In my previous blogs, I covered the Performance Zone, Productivity Zone, and Incubation Zone within Geoffrey Moore’s framework. In this blog post, I am covering the Transformation Zone and how it impacts the UX strategy within that zone.
The Transformation Zone is empty most years and only active during time of disruption. According to Moore, there is typically 1 transformation every decade. However, since technology enhancements are moving faster and faster, I believe the Transformation Zone will be populated more often than that. An important point is to never have two transformations at the same time, and when it is active, the entire company needs to rally around it.
When active in a company with a strategy to grow, the CEO’s job is to take one (and only one) initiative from the Incubation Zone and grow it to generate at least 10% of the company’s revenue and become a part of the Performance Zone. The time horizon for this is 2-3 years, and during this time there needs to be a significant reallocation of resources, which in turn impacts all the other zones.
The Performance Zone needs to give up resources to support this new initiative at the same time as they ideally find ways to support and integrate the new technology into their initiatives. The Productivity Zone will need to make sure that there are programs to support this transformation and help move the transformation from their “start-up” culture into the core business culture. The Incubation Zone needs to be significantly reduced since resources are needed for the transformation, and there will not be another transformation for several years. This means that most other initiatives need to be spun out or integrated into the other initiatives.
If a company, on the other hand, is in defensive mode (a competitor is disrupting them by use of the transformation zone), the goal is to neutralize this threat as soon as possible. Basically, try to find ways to take the best features and include them in your offering (reverse engineer, partner with other companies, etc.). During the catch-up time, it might be necessary to cut down prices as well.
Because of the Transformation Zone’s infrequent activity and limit of only one initiative at a time, only a small portion of UX professionals work in this zone. However, the activation of the Transformation Zone will have a major impact on UX professionals throughout the company.
If you are working on the initiative that is going through the Transformation Zone, i.e. your company tries to grow an initiative from the Incubation Zone into the Performance Zone, a lot of things will happen. Previously, you worked in a start-up mentality, and there is a significant chance you acquired a lot of UX debt. During this maturity phase, you’ll have to address all of that at the same time as resources are poured into the product/service – often resulting in greater complexity.
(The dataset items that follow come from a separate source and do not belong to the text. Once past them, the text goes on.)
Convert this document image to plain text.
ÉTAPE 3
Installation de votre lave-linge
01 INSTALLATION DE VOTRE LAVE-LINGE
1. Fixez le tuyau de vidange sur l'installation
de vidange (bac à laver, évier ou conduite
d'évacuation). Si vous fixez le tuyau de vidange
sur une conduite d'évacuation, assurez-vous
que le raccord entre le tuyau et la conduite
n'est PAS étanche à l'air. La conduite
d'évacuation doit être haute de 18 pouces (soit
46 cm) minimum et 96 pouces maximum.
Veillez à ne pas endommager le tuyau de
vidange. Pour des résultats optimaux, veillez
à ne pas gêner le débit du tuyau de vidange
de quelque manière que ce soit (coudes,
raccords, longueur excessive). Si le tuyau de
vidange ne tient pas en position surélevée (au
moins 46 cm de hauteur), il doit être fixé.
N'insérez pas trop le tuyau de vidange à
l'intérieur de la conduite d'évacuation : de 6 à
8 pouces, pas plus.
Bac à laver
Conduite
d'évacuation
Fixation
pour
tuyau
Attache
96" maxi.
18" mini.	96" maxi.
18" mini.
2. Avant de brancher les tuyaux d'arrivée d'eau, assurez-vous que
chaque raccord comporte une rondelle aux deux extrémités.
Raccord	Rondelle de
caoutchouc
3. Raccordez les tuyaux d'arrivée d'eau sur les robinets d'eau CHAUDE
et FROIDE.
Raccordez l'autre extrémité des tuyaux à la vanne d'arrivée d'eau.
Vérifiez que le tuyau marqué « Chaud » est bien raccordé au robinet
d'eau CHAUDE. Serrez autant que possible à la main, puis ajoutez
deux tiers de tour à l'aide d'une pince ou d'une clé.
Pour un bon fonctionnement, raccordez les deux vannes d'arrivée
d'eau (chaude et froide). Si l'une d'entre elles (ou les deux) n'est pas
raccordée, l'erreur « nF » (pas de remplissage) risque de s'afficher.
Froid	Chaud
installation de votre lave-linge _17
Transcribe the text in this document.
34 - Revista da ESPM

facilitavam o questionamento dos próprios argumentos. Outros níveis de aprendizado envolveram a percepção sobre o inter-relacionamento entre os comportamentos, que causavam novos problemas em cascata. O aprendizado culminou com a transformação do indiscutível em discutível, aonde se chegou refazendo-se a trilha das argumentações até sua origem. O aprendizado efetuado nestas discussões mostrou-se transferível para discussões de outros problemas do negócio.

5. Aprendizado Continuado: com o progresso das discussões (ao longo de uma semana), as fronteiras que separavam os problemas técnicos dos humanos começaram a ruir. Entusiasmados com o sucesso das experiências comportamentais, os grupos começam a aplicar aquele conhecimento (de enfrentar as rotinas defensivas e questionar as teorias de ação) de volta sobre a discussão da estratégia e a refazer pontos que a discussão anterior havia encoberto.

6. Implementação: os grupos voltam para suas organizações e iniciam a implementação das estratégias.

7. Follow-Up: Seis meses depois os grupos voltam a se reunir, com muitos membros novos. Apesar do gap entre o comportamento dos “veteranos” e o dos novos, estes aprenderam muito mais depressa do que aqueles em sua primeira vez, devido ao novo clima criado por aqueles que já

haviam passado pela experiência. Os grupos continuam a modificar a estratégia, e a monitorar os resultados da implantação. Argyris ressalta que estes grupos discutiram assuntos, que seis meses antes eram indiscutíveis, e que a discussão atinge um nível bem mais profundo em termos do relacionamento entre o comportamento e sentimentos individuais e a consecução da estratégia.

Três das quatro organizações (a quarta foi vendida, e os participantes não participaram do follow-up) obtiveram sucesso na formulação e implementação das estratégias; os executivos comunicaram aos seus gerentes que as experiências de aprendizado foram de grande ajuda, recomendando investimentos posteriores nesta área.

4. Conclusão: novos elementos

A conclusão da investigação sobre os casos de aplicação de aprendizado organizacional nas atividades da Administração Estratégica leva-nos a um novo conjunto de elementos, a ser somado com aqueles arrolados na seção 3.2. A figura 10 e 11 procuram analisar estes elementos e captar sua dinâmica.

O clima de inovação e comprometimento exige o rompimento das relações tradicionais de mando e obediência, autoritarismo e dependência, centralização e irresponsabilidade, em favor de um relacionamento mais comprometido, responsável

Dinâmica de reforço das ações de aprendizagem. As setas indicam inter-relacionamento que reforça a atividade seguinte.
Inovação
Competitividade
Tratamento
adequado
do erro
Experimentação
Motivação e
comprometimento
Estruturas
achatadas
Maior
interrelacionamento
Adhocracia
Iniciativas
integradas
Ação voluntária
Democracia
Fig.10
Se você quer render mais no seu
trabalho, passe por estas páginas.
You’ll also start collaborating with the UX team in the Performance Zone, which might have slightly different processes than you had when you were a “start-up”. At the end of the transformation, this start-up should be aligned with the methodologies of the Performance Zone or have enough influence that the established UX division change their processes to align with yours.
On the other hand, if you are working in a company that is being disrupted by other companies pushing a transformation, you’ll have to protect your market shares. This means that the UX division needs to quickly gain an understanding of the main benefit that the disruption is providing the customer so that the company can respond accordingly as soon as possible. Once the main benefit is understood, your company should aim to deliver the same benefit. This can be by partnerships, reverse engineer, etc., but independent of the approach, the UX division needs to make sure the new features are integrated in a good, usable way. One thing the UX division can do is to run competitive tests against the disruptors’ solution to gain insight of how to deliver the best user experience.
For large corporations, things can become very complex. For example, they might push one transformation within their company that will strengthen their products/services in one way, but at the same time a competitor might have another transformation in their company as well. So, at the same time as they are disrupting in one part of the market, someone else might be disrupting some other parts. Sometimes it will impact all the products/services they provide and at other times only some of them. Therefore, larger companies might need to both play offence (pushing their transformation) and concurrently play defense (coping with the disruption from the competitor).
It is important to understand the larger corporate strategy and ensure that the UX resources are aligned to support the overarching company strategy in the best way. This means that you should not have one UX strategy for the entire corporation, but instead have different UX strategies for each of the four zones (Performance Zone, Productivity Zone, Incubation Zone, and Transformation Zone.